Biodiesel can be produced on industrial scale using a batch or continuous process. The most suitable oils are produced from soybean (USA, Latin America), rapeseed (EU) and palm (Southeast Asia) oils. Refined vegetable oils are the best resource due to the high conversion of triglycerides into esters in a short time of reaction. Nearly only methanol is used to the lowest price and the easiest production process is employed. The most commonly used catalysts are NaOH, KOH, NaOCH3 with a loading in the range between 0.3% and 1%. The operating temperature is 60-70°C and molar ratio of CH3OH:oil is 6:1. In a batch process, the oil is charged in the reactor followed by the catalyst and methanol addition. After stirring, the reaction mixture is settled, centrifuged or pumped to another vessel in order to separate the glycerol layer from the biodiesel. The methanol is recovered from the ester layer and glycerol by flash evaporation.

The ester is neutralized by diluted acid, washed with water and dried under vacuum. The glycerol is neutralized, the FFAs separated and eventually refined for further use. In many cases the batch process is carried out in a two-step reactor.

An example of this is the Lurgi technology, in which most of the glycerin is separated at the first reactor supplied with esterification column for the separation of the excess of methanol and glycerin. Biodiesel produced after the second reactor is treated in a wash column to remove the glycerin and methanol.

Biodiesel production can also be carried out in a continuous process using tubular system as in the Desmet Ballestra biodiesel technology. This technology is characterized by its integrated feedstock pre-treatment and transesterification. Crude oils and fats are first pretreated to meet certain preset quality standards and are then processed in the standard transesterification process. This approach allows the processing of a whole range of feedstocks, including traditional biodiesel feedstocks (rapeseed, soybean, palm oil and sunflower) but also alternative and/or lower quality feedstocks (animal fat, used cooking oil, jatropha oil, etc.). A typical Desmet Ballestra biodiesel plant configuration (including pre-treatment section) is outlined in Fig. 5.17.
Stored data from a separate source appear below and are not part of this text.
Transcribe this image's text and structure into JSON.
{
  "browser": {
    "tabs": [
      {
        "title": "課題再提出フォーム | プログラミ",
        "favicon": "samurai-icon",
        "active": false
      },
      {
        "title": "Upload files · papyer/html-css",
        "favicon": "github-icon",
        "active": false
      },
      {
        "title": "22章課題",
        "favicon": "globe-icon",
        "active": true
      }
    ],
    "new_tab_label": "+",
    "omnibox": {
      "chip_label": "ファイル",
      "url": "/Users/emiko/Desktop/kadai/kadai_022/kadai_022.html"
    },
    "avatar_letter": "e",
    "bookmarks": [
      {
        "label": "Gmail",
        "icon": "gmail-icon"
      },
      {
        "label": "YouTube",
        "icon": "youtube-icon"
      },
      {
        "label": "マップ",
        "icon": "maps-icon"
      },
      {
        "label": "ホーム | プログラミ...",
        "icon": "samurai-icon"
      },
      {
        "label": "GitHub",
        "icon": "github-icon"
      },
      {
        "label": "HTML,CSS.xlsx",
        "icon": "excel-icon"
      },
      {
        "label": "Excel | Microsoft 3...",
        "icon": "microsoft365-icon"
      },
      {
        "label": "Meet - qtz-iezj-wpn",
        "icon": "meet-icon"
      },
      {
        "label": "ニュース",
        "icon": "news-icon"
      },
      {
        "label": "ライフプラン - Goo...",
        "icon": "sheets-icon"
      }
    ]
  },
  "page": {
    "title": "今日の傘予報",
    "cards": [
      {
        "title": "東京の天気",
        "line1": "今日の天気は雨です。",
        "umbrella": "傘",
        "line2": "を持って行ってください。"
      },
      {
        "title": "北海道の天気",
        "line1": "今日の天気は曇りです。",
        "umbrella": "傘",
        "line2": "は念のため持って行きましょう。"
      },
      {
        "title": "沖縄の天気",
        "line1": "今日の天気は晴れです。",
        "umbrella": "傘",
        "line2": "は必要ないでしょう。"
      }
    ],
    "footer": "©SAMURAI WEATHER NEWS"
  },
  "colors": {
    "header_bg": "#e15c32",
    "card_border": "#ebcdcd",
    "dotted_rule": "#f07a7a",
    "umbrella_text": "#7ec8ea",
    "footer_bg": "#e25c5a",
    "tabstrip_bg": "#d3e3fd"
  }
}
The Desmet Ballestra biodiesel process technology uses three reactors in series which operate under mild conditions (temperature of 55°C and atmospheric pressure) (Fig. 5.18). Pre-treated feedstock is continuously fed to the first loop reactor 1 together with methanol and catalyst (NaOCH3). Methanol is added in a proper excess compared to the required stoichiometric amount in order to maximize the degree of transesterification and to minimize soap formation. Loop reactor 1 has a settling zone in the bottom part from which spent glycerin is continuously discharged. The reacted light phase overflows to the second loop reactor 2 where fresh methanol and catalyst are added. Loop reactor 1 and 2 are identical and operate under the same conditions. The light phase leaving the

5.17 Desmet Ballestra biodiesel process.

second loop reactor consists of almost fully converted biodiesel. It is transferred to a third stirred-tank (safety) reactor in which the final conversion takes place.